Conference Facilities
 
OSU Conference Services
100 LaSells Stewart Center
Corvallis, OR 97333
(541) 737-6439
(800) 678-6311
 

Invited Speakers

 

 

David Heckerman
Microsoft Research
Graphical Models for HIV Vaccine Design

I will discuss two applications of graphical models to HIV vaccine design. The first helps determine how strongly our immune system fights HIV. The second helps identify which parts of HIV can be successfully attacked by our immune system. I will also discuss how these applications have exposed a weakness in the process of learning graphical models from data---namely, the inability to quantify how many arcs in a learned graphical model are spurious.
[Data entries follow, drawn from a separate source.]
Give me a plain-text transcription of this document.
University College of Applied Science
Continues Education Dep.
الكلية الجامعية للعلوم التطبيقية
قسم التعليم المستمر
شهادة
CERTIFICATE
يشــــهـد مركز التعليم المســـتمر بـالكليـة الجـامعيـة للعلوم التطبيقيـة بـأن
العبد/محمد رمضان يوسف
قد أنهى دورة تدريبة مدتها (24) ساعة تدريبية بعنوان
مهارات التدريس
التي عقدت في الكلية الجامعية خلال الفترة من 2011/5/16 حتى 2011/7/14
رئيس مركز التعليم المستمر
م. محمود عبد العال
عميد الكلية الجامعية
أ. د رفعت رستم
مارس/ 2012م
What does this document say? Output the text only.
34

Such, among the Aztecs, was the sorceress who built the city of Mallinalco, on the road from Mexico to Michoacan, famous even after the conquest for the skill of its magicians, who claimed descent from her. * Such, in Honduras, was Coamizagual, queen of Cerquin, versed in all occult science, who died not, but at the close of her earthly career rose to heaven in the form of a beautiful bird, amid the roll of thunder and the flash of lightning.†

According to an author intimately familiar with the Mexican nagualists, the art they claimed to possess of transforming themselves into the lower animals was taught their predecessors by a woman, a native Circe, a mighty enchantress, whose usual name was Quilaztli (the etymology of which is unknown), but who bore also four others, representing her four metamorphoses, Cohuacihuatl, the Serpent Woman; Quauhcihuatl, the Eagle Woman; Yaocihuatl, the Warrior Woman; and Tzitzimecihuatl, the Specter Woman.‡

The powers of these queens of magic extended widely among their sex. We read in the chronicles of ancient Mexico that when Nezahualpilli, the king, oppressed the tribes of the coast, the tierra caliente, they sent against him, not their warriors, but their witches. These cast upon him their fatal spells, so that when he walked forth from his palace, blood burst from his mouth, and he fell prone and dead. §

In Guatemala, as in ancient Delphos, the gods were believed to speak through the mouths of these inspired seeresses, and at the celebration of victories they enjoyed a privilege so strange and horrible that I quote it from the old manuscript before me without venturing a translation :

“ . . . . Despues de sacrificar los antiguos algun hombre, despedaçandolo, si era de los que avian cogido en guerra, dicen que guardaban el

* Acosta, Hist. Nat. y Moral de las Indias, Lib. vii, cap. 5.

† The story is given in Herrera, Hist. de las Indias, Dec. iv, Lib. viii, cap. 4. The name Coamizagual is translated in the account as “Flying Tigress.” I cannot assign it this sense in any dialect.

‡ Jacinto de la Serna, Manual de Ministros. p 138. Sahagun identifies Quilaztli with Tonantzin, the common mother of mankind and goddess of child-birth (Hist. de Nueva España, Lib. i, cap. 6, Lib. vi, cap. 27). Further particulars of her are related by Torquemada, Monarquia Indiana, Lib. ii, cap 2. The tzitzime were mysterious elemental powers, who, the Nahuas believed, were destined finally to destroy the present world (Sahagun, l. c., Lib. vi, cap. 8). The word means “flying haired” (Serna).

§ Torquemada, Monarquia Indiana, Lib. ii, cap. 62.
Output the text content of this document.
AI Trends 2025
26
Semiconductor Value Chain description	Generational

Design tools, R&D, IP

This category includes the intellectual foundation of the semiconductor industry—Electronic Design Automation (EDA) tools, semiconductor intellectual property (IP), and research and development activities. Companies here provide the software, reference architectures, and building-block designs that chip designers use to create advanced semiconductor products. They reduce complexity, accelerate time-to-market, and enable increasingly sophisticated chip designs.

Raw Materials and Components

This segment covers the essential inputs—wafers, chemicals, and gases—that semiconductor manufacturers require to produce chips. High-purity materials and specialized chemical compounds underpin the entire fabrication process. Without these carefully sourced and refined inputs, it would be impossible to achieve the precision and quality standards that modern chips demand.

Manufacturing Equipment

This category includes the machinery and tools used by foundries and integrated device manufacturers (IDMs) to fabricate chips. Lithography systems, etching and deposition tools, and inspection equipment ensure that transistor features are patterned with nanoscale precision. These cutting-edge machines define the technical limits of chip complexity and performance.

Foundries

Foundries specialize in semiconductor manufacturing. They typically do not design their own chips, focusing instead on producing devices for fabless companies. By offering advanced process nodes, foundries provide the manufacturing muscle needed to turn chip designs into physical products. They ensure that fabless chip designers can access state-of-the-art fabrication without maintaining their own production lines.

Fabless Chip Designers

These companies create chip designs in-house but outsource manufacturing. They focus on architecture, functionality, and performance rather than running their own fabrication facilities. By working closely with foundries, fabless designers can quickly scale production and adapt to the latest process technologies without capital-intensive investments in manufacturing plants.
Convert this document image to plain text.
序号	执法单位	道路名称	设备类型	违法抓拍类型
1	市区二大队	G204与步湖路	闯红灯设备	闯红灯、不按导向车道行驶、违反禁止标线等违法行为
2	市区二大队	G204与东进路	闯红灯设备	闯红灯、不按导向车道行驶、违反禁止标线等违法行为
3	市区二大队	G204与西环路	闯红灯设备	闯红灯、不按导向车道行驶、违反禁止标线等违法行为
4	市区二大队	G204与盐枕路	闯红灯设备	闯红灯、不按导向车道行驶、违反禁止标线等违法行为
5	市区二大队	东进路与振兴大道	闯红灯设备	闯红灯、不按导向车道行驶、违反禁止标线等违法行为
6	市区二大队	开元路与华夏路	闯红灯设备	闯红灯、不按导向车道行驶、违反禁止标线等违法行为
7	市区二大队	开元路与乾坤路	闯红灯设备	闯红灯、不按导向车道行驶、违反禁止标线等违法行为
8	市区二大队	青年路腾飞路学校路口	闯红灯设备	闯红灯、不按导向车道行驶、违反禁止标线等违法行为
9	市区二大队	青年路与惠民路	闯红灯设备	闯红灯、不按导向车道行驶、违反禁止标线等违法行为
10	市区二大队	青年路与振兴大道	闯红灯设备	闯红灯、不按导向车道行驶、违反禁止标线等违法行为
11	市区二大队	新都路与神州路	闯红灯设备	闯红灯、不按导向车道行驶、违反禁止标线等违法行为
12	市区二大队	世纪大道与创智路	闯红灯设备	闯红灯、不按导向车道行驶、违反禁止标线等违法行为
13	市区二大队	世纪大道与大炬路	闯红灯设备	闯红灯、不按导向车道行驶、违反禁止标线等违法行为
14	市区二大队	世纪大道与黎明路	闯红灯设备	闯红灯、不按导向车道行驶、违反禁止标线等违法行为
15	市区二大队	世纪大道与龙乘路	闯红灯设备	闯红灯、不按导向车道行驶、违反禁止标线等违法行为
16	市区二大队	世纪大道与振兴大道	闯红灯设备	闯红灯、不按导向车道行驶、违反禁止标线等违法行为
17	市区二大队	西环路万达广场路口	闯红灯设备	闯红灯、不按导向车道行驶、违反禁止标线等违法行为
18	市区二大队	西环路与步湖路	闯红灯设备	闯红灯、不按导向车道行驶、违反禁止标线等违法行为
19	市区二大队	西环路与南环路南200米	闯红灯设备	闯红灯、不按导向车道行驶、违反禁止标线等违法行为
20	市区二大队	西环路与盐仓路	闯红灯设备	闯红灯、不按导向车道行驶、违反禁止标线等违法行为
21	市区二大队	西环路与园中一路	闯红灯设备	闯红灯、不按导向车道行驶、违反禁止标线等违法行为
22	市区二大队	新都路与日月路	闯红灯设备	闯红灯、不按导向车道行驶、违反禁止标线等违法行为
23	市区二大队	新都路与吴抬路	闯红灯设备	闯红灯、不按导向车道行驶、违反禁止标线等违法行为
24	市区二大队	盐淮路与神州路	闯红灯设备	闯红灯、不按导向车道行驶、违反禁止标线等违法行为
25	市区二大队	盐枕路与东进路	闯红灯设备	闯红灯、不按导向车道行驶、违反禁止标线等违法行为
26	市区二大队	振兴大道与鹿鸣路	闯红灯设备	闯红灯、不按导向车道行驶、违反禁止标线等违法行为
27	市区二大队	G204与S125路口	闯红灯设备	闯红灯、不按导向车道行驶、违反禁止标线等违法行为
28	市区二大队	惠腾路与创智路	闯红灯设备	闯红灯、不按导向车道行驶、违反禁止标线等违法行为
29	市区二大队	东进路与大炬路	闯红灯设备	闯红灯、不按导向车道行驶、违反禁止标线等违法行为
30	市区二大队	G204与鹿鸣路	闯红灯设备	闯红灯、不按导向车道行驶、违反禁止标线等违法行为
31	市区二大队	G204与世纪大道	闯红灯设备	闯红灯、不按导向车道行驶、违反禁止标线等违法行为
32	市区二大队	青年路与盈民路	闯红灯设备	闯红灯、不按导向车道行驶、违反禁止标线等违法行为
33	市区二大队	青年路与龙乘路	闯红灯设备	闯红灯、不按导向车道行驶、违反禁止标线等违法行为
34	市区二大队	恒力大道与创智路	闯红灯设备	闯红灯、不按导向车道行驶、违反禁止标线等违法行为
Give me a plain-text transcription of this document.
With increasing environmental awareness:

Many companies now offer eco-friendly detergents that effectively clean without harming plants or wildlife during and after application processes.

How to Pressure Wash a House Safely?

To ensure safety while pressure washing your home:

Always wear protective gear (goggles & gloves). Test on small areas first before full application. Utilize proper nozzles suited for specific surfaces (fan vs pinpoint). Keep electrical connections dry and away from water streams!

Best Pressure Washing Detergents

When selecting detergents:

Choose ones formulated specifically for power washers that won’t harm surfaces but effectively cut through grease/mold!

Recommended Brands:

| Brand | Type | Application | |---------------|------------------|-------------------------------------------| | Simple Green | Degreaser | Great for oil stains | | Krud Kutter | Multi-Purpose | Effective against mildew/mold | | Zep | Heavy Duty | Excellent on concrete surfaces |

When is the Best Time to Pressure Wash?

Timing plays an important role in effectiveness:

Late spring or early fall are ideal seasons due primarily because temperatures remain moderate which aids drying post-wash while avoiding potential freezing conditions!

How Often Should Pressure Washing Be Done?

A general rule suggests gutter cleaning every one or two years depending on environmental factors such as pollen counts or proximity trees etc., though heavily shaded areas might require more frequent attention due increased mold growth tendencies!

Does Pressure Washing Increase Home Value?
I will offer a solution based on the False Discovery Rate.

 

Bernhard Schölkopf
Max Planck Institute for Biological Cybernetics
Thoughts on Kernels

I will present my thoughts on what made kernel machines popular and what may or may not keep them going. I will also discuss applications in different domains, including computer graphics.

 

Josh Tenenbaum
Massachusetts Institute of Technology
Bayesian models of human inductive learning

In everyday learning and reasoning, people routinely draw successful generalizations from very limited evidence. Even young children can infer the meanings of words, hidden properties of objects, or the existence of causal relations from just one or a few relevant observations -- far outstripping the capabilities of conventional learning machines. How do they do it? And how can we bring machines closer to these human-like learning abilities? I will argue that people's everyday inductive leaps can be understood as approximations to Bayesian computations operating over structured representations of the world, what cognitive scientists have called "intuitive theories" or "schemas". For each of several everyday learning tasks, I will consider how appropriate knowledge representations are structured and used, and how these representations could themselves be learned via Bayesian methods. The key challenge is to balance the need for strongly constrained inductive biases -- critical for generalization from very few examples -- with the flexibility to learn about the structure of new domains, to learn new inductive biases suitable for environments which we could not have been pre-programmed to perform in. The models I discuss will connect to several directions in contemporary machine learning, such as semi-supervised learning, structure learning in graphical models, hierarchical Bayesian modeling, and nonparametric Bayes.